Our study identified a new downstream effect of cobalt-induced ROS production and reduced RhoA expression in modulating macrophage migration and cytoskeleton organization. The effects of this signalling cascade lead to an enhancement in macrophage spreading, adhesion and inhibition of migration, which could induce a prolonged immune cell retention thereby propagating the chronic inflammation. The increased podosome formation in macrophages is also associated with enhanced activation of MMP9 and associated increased matrix degradation. The identification of this new mechanism through which cobalt, but not chromium, ions and nanoparticles induce macrophage retention at inflammatory sites provides a novel insight into the metal-associated periprosthetic tissue lesions.

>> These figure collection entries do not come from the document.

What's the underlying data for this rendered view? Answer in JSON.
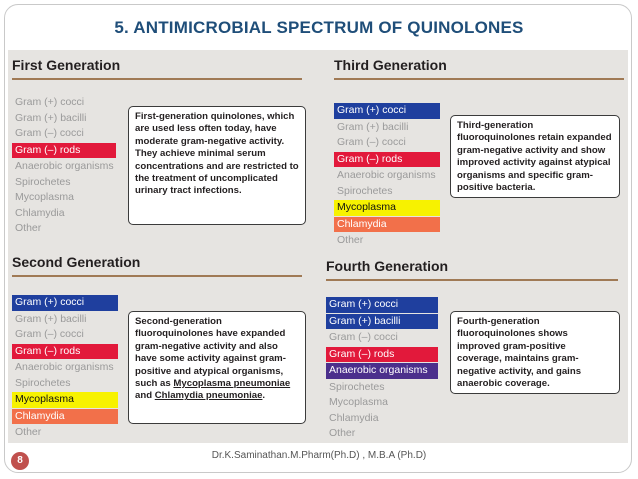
{
  "slide": {
    "title": "5. ANTIMICROBIAL SPECTRUM OF QUINOLONES",
    "page_number": "8",
    "footer": "Dr.K.Saminathan.M.Pharm(Ph.D) , M.B.A (Ph.D)"
  },
  "colors": {
    "blue": "#1f3f9e",
    "red": "#e2193b",
    "yellow": "#f7f200",
    "orange": "#f2704a",
    "purple": "#4b2f8c"
  },
  "generations": [
    {
      "title": "First Generation",
      "items": [
        {
          "label": "Gram (+) cocci",
          "hl": ""
        },
        {
          "label": "Gram (+) bacilli",
          "hl": ""
        },
        {
          "label": "Gram (–) cocci",
          "hl": ""
        },
        {
          "label": "Gram (–) rods",
          "hl": "red"
        },
        {
          "label": "Anaerobic organisms",
          "hl": ""
        },
        {
          "label": "Spirochetes",
          "hl": ""
        },
        {
          "label": "Mycoplasma",
          "hl": ""
        },
        {
          "label": "Chlamydia",
          "hl": ""
        },
        {
          "label": "Other",
          "hl": ""
        }
      ],
      "description": "First-generation quinolones, which are used less often today, have moderate gram-negative activity. They achieve minimal serum concentrations and are restricted to the treatment of uncomplicated urinary tract infections."
    },
    {
      "title": "Third Generation",
      "items": [
        {
          "label": "Gram (+) cocci",
          "hl": "blue"
        },
        {
          "label": "Gram (+) bacilli",
          "hl": ""
        },
        {
          "label": "Gram (–) cocci",
          "hl": ""
        },
        {
          "label": "Gram (–) rods",
          "hl": "red"
        },
        {
          "label": "Anaerobic organisms",
          "hl": ""
        },
        {
          "label": "Spirochetes",
          "hl": ""
        },
        {
          "label": "Mycoplasma",
          "hl": "yellow"
        },
        {
          "label": "Chlamydia",
          "hl": "orange"
        },
        {
          "label": "Other",
          "hl": ""
        }
      ],
      "description": "Third-generation fluoroquinolones retain expanded gram-negative activity and show improved activity against atypical organisms and specific gram-positive bacteria."
    },
    {
      "title": "Second Generation",
      "items": [
        {
          "label": "Gram (+) cocci",
          "hl": "blue"
        },
        {
          "label": "Gram (+) bacilli",
          "hl": ""
        },
        {
          "label": "Gram (–) cocci",
          "hl": ""
        },
        {
          "label": "Gram (–) rods",
          "hl": "red"
        },
        {
          "label": "Anaerobic organisms",
          "hl": ""
        },
        {
          "label": "Spirochetes",
          "hl": ""
        },
        {
          "label": "Mycoplasma",
          "hl": "yellow"
        },
        {
          "label": "Chlamydia",
          "hl": "orange"
        },
        {
          "label": "Other",
          "hl": ""
        }
      ],
      "description_parts": [
        {
          "text": "Second-generation fluoroquinolones have expanded gram-negative activity and also have some activity against gram-positive and atypical organisms, such as ",
          "u": false
        },
        {
          "text": "Mycoplasma pneumoniae",
          "u": true
        },
        {
          "text": " and ",
          "u": false
        },
        {
          "text": "Chlamydia pneumoniae",
          "u": true
        },
        {
          "text": ".",
          "u": false
        }
      ]
    },
    {
      "title": "Fourth Generation",
      "items": [
        {
          "label": "Gram (+) cocci",
          "hl": "blue"
        },
        {
          "label": "Gram (+) bacilli",
          "hl": "blue"
        },
        {
          "label": "Gram (–) cocci",
          "hl": ""
        },
        {
          "label": "Gram (–) rods",
          "hl": "red"
        },
        {
          "label": "Anaerobic organisms",
          "hl": "purple"
        },
        {
          "label": "Spirochetes",
          "hl": ""
        },
        {
          "label": "Mycoplasma",
          "hl": ""
        },
        {
          "label": "Chlamydia",
          "hl": ""
        },
        {
          "label": "Other",
          "hl": ""
        }
      ],
      "description": "Fourth-generation fluoroquinolones shows improved gram-positive coverage, maintains gram-negative activity, and gains anaerobic coverage."
    }
  ]
}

Appendix A. Supplementary data

Supplementary Fig. 1.

Physical characterization of CoNPs and CrNPs. Transmission electron microscope images of CoNPs (upper left), CrNPs (upper right). Measured polydispersity index (PDI) and zeta potential of the respective NPs in serum containing cell culture medium. Scale bar indicates 100 nm

Supplementary Fig. 2.

Cytotoxic effects of cobalt ions and nanoparticles on the differentiated U937 cells (a, b) and BMDMs (c, d) over 24 h. Statistical analysis: One-way ANOVA with Bonferroni post-test: ***p<0.01, for treatment and control. (Cell viability was evaluated when exposed to Cr3⁺ and CrNPs at concentrations ranging from 100–800 μM. None of these concentrations had any significant effect on cell viability of U937 macrophages or BMDMs over 24 hours of treatment.)

Supplementary Fig. 3.

Confocal immunofluorescence localisation of MMP-9 (green) in U937 macrophages after cobalt treatment (200 µM Co²⁺ and 100 µM CoNPs) reveal co-localisation with F-actin podosomes (red). Scale bar indicates 20 μm

Supplementary Fig. 4.

Cobalt increased the percentages of cells forming podosomes. Staining of podosome formation (A), quantification of alteration in cell area (B) and percentages of cell forming podosmes in BMDMs after treatments; arrows: podosomes in BMDMs; significance was determined by one-way ANOVA and Bonferroni’s multiple comparison test; *p < 0.05, **p < 0.01. Scale bar indicates 10 µm.